The reason is not that the SaaS got bad. The SaaS is fine. The reason is the buyer changed. The first article in this series said it plainly: the consumer profile changed. A SaaS dashboard exists to give a human a place to read a score, copy a record, send a teammate a link. The agent does not need any of those things. The agent needs the result, in text, where it is already thinking. Everything else is gift wrap.

The buyer is the agent now. The agent does not subscribe. The agent does not click. The agent does not value your homepage, your onboarding, your branded PDF report, your /faq, your /privacy. The agent values: can I run this in my own context, with my own resolver, at my own latency, without an API key? If yes, the agent uses you. If no, the agent uses the next one.

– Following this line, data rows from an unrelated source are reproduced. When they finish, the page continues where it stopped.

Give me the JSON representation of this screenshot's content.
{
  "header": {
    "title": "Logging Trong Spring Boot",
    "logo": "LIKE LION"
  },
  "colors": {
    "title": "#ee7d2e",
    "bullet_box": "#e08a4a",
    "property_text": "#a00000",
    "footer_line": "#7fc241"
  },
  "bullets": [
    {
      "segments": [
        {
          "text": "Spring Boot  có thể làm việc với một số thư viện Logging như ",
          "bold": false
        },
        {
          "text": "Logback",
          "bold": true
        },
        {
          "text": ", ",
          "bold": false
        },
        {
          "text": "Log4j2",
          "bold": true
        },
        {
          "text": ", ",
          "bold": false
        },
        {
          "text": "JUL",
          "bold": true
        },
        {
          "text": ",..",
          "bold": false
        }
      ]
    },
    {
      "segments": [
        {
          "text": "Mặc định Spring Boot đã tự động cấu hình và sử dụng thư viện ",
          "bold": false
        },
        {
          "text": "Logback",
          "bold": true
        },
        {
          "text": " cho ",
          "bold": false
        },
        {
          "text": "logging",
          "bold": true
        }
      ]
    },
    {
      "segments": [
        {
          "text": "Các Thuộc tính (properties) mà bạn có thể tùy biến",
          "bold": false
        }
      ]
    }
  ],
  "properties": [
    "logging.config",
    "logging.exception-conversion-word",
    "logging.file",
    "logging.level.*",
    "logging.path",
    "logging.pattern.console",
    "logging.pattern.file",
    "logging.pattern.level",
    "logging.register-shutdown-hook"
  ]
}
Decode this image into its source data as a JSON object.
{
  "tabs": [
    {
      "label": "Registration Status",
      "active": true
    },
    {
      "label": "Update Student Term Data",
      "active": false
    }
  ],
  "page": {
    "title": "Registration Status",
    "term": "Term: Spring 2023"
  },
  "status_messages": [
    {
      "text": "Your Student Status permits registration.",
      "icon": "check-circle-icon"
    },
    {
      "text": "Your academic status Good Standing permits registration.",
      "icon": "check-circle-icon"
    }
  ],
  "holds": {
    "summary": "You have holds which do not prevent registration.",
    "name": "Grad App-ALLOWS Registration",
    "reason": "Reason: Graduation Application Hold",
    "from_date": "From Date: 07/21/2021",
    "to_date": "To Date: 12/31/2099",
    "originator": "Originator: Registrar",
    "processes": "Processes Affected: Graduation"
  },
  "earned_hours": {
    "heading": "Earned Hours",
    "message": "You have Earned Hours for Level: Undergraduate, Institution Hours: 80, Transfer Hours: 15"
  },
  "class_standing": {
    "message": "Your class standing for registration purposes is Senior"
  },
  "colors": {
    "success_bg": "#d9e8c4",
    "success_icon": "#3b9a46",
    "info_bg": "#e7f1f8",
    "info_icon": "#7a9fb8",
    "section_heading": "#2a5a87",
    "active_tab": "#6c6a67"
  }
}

The dashboard is the milkshake; I wrote about this earlier. The skill is what the agent buys instead, except “buys” is the wrong verb because there is no transaction. The skill is what the agent installs. The economics around what a tool is, who pays for it, and how it gets distributed are being rewritten in front of us, and the people running thin SaaS layers on top of public data are not going to like the next two years.

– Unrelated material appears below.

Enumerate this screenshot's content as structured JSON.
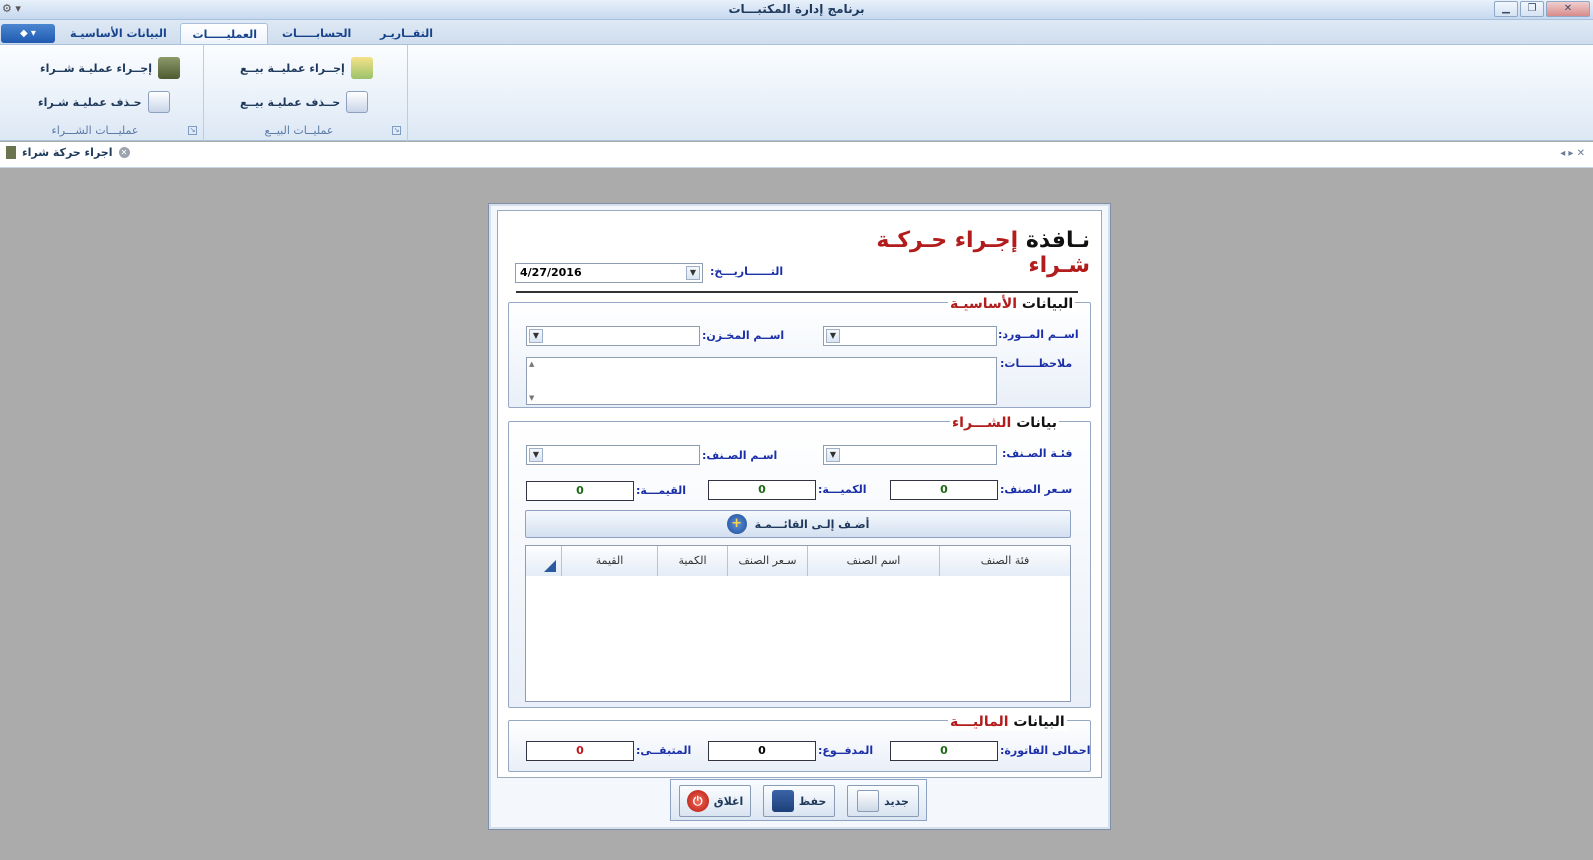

I have built six or seven of these myself. I am not making a prediction; I am telling you what I am doing about my own portfolio. The plan is to collapse every one of them into a skill, in this repo, in this shape, one at a time. The first is shipped.

The first one

emresavas/claude-code-plugins, plugin email-auth, skill check-email-auth.

What it does: takes a domain. Returns a structured Markdown report with PASS / WARN / FAIL per protocol (SPF, DKIM, DMARC, BIMI, MTA-STS, TLS-RPT, DNSSEC), a remediation section ordered by impact, and the raw records appended so the user can verify.

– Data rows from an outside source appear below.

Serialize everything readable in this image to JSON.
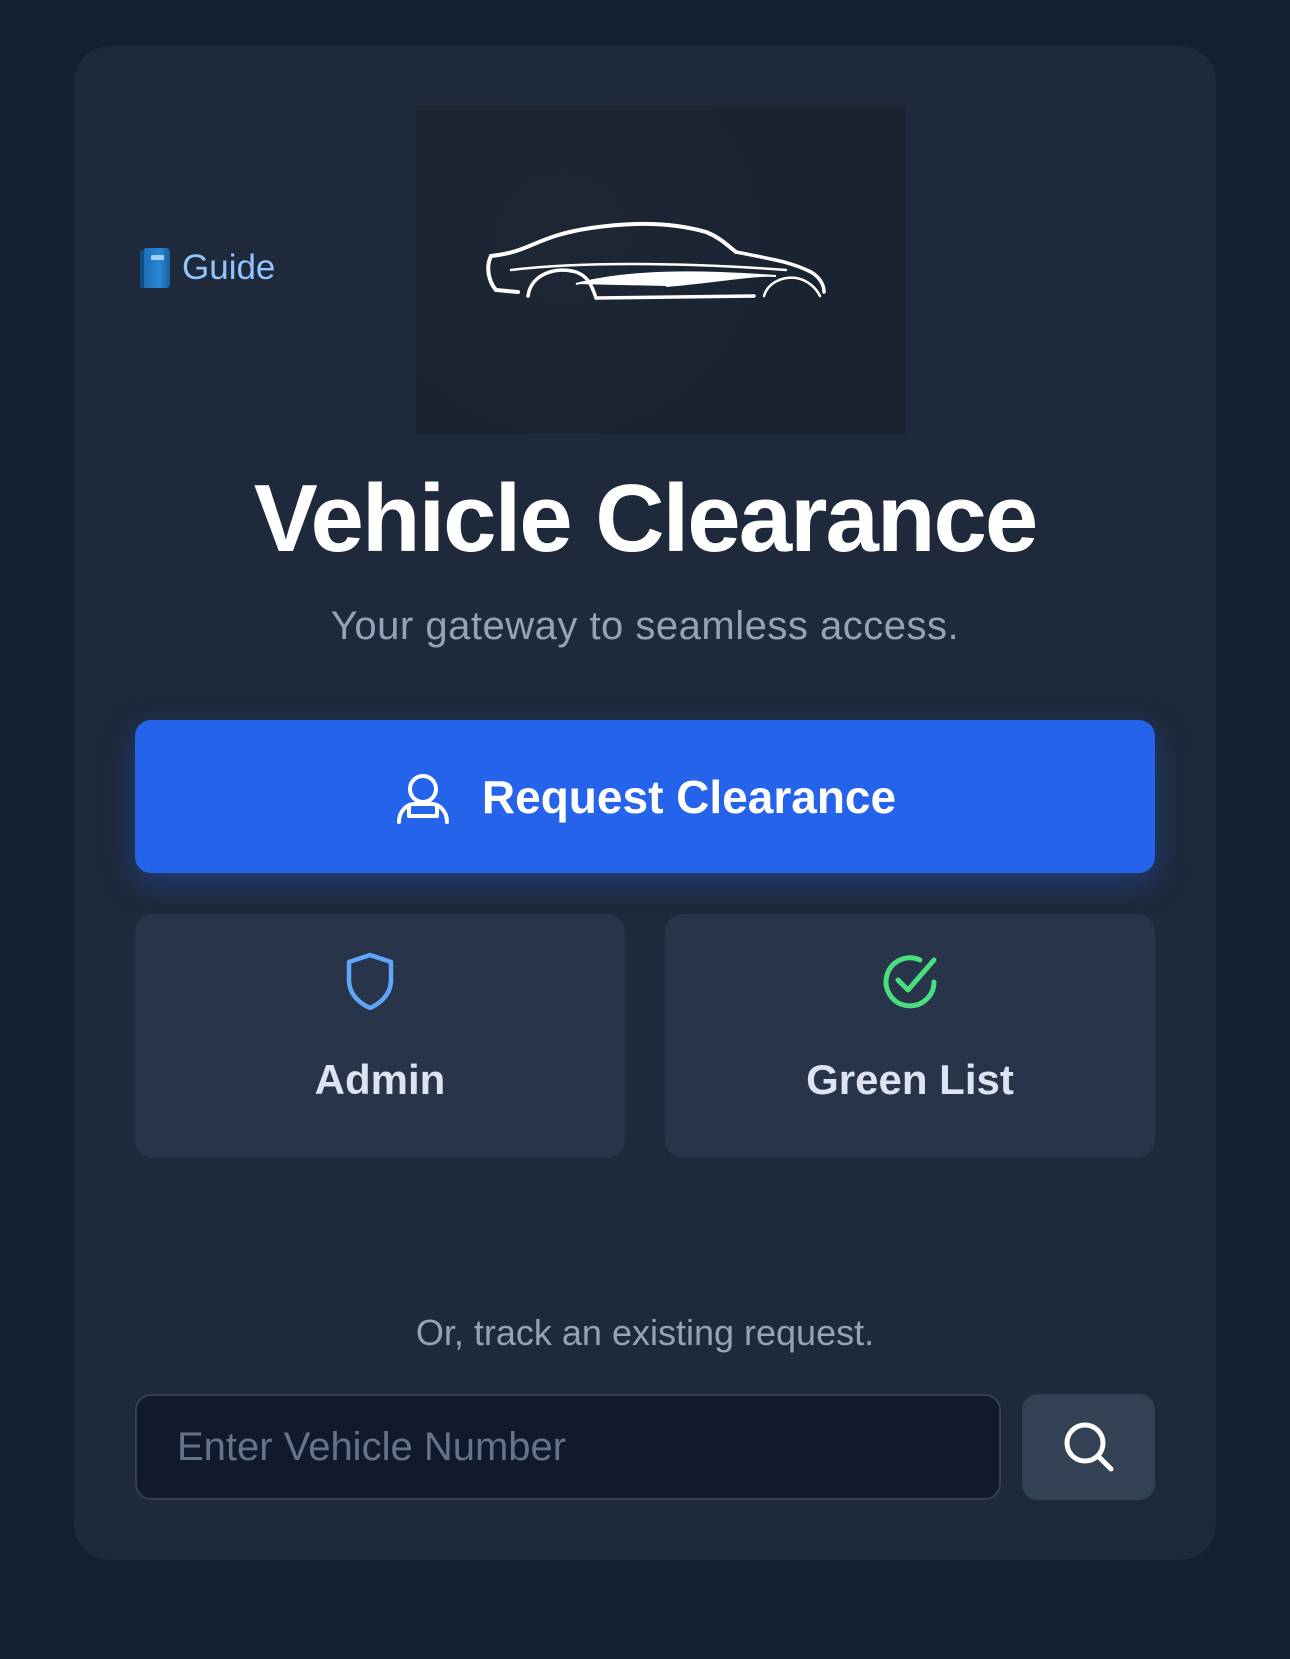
{
  "guide": {
    "icon": "blue-book-icon",
    "label": "Guide"
  },
  "hero": {
    "icon": "car-silhouette-icon"
  },
  "title": "Vehicle Clearance",
  "subtitle": "Your gateway to seamless access.",
  "primary_action": {
    "icon": "user-icon",
    "label": "Request Clearance"
  },
  "tiles": [
    {
      "icon": "shield-icon",
      "label": "Admin",
      "color": "#60a5fa"
    },
    {
      "icon": "check-circle-icon",
      "label": "Green List",
      "color": "#4ade80"
    }
  ],
  "track": {
    "label": "Or, track an existing request.",
    "placeholder": "Enter Vehicle Number",
    "value": "",
    "button_icon": "search-icon"
  },
  "colors": {
    "background": "#142030",
    "card": "#1e293b",
    "accent": "#2563eb",
    "link": "#93c5fd"
  }
}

The non-obvious technical bits inside the SKILL.md:

  • SPF lookup counter. The skill walks include: chains recursively and counts each lookup against the RFC 7208 §4.6.4 limit of 10. Receiving MTAs will return PermError above that. Most SaaS auditors silently truncate; this one fails the audit and tells you which include pushed you over.
  • DKIM selector probe list. DKIM has no canonical record location, so I curated 24 selectors that cover Google Workspace, Microsoft 365, Fastmail, SparkPost, SendGrid, Mailgun, Mailchimp Transactional, Postmark, SocketLabs, Kinsta, Zoho, Proton, and the common legacy rotation names. The skill probes the list and reports both hits and tried-but-missing, so the user can see what was actually checked.
  • DMARC severity ladder. Not a yes/no. Five rungs: missing > p=none > p=quarantine; pct<100 > p=quarantine; pct=100 > p=reject. BIMI is reported N/A rather than FAIL when DMARC is below quarantine, because BIMI literally cannot apply at that policy level and calling it a failure is misleading.
  • External rua= authorization check. If the DMARC rua mailbox is on a different domain, the skill does the second-order lookup at <audited>._report._dmarc.<reporter> to verify the reporter authorization, because most reporters silently drop unauthorized reports and most auditors do not check.

Install:

/plugin marketplace add emresavas/claude-code-plugins
/plugin install email-auth@emresavas

Pin the repo or do not. Open issues for weird domains. The DKIM selector list in particular is going to need a long tail of pull requests from anyone running mail through a provider I have not personally used.

The next plugins in this repo will be shaped the same way. Pure instruction. No service. No key. Each one removes a wrapper, the same way the manifest got removed, the same way the Custom GPT form got removed, until what is left is the actual expertise, written down once, runnable by an agent on a laptop with no network call to me.

The wrapper is the thing that goes away. The job stays. The receipts are in four shapes: a SaaS dashboard, an ai-plugin.json manifest, an OpenAPI textarea, a SKILL.md file. In that order, each smaller than the last.